His again electing to focus his attention upon Ormuz Khan was this time beyond reproach. It was the course which logic dictated. Until he had attempted the task earlier in the day, he could not have supposed it so difficult to trace the country address of a well-known figure like that of the Persian.

This address he had determined to learn, and, having learned it, was also determined to inspect the premises. But for such a stroke of good luck as that which had befallen him at the Savoy, he could scarcely have hoped. His course now lay clearly before him. And presently, laying his pipe aside, he took up a telephone which stood upon the dressing table and rang up a garage with which he had an account.

“Hello, is that you, Mason?” he said. “Have the racer to meet me at seven o’clock, half-way along Pall Mall.”

Never for a moment did he relax his vigilance. Observing every precaution when he left The Chancery Agency, he spent the intervening time at one of his clubs, from which, having made an early dinner, he set off for Pall Mall at ten minutes to seven. A rakish-looking gray car resembling a giant torpedo was approaching slowly from the direction of Buckingham Palace. The driver pulled up as Paul Harley stepped into the road, and following a brief conversation Harley set out westward, performing a detour before heading south for Lower Claybury, a little town with which he was only slightly acquainted. No evidence of espionage could he detect, but the note of danger spoke intimately to his inner consciousness; so that when, the metropolis left behind, he found himself in the hilly Surrey countryside, more than once he pulled up, sitting silent for a while and listening intently. He failed, always, to detect any sign of pursuit.

The night was tropically brilliant, hot, and still, but saving the distant murmur of the city, and ordinary comings and goings along the country roads, there was nothing to account for a growing anxiety of which he became conscious.

He was in gunshot of Old Claybury church tower, when the sight of a haystack immediately inside a meadow gate suggested a likely hiding place for the racer; and, having run the car under cover, Harley proceeded on foot to the little railway station. He approached a porter who leaned in the doorway. “Could you direct me to the house of his excellency Ormuz Khan?” he inquired.

“Yes, sir,” was the reply. “If you follow the uphill road on the other side of the station until you come to the Manor Park—you will see the gates—and then branch off to the right, taking the road facing the gates. Hillside—that’s the name of the house—is about a quarter of a mile along.”
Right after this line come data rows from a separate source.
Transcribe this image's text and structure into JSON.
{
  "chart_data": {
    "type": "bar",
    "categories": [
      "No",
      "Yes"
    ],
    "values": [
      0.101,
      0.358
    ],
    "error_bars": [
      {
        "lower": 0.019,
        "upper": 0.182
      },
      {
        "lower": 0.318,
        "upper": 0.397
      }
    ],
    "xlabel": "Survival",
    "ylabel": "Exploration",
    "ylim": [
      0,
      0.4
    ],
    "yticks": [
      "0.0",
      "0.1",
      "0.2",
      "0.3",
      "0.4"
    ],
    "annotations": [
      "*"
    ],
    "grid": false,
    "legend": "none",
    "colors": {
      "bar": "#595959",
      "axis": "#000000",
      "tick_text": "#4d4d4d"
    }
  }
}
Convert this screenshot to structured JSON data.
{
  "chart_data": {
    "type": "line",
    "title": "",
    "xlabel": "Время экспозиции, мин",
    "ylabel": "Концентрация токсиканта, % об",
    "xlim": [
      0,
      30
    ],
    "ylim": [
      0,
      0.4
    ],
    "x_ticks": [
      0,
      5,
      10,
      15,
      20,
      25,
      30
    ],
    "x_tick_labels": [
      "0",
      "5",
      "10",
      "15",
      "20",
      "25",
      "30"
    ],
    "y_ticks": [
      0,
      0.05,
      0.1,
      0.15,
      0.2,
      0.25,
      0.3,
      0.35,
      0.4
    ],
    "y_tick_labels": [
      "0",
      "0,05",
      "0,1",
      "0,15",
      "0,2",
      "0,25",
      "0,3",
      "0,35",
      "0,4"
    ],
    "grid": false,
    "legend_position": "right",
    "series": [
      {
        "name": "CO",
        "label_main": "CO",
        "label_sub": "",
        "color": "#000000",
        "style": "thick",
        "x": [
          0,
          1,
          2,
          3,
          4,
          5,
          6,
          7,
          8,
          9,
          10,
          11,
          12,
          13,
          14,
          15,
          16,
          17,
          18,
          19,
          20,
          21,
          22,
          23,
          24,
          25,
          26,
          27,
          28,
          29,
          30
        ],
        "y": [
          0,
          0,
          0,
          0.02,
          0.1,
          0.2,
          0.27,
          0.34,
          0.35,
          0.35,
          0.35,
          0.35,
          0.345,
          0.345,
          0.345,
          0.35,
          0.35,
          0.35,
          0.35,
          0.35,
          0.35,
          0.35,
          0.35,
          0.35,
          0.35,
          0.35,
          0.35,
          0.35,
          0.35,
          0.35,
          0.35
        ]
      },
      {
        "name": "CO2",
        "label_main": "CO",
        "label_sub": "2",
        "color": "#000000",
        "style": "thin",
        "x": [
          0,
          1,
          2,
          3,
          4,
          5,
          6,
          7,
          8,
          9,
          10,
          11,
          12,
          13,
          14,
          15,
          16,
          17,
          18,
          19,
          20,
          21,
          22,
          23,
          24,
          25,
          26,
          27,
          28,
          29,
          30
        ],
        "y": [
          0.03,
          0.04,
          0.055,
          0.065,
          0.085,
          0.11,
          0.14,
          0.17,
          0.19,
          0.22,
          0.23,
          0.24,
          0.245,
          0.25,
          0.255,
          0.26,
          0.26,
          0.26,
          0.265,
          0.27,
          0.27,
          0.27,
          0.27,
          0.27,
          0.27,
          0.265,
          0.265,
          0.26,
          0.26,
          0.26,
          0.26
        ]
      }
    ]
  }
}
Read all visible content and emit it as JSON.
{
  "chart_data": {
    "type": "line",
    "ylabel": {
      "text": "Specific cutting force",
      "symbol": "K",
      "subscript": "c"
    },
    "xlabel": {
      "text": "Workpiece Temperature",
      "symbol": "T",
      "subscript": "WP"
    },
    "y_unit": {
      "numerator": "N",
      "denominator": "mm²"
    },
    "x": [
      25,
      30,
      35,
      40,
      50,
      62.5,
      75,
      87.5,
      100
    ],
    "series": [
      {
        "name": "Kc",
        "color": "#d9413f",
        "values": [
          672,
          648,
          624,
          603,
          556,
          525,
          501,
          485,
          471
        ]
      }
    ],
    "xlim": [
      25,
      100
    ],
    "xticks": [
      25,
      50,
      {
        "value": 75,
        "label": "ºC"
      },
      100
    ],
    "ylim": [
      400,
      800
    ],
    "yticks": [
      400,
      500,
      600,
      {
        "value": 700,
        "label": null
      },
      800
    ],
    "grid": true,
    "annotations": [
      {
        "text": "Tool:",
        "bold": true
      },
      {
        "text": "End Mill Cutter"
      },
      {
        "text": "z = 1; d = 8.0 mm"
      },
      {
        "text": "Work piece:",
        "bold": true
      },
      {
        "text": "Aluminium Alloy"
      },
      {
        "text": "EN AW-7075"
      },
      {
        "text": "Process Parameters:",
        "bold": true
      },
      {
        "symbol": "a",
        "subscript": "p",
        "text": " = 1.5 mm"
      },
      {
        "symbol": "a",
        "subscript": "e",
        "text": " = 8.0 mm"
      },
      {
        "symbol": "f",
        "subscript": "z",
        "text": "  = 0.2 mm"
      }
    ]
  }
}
Dusk was beginning to fall and, although the nature of his proposed operations demanded secrecy, he recognized that every hour was precious. Accordingly he walked immediately back to the spot at which he had left the car and, following the porter’s directions, drove over the line at the level crossing immediately beyond the station, and proceeded up a tree-lined road until he found himself skirting the railing of an extensive tract of park land.

Presently heavy gates appeared in view; and then, to the right, another lane in which the growing dusk had painted many shadows. He determined to drive on until he should find a suitable hiding place. And at a spot, as he presently learned, not a hundred yards from Hillside, he discovered an opening in the hedge which divided the road from a tilled field. Into this, without hesitation, he turned the racer, backing in, in order that he might be ready for a flying start in case of emergency. Once more he set out on foot.

He proceeded with caution, walking softly close to the side of the road, and frequently pausing to listen. Advancing in this fashion, he found himself standing ere long before an open gateway, and gazing along a drive which presented a vista of utter blackness. A faint sound reached his ear—the distant drone of a powerful engine. A big car was mounting the slope from Lower Claybury Station.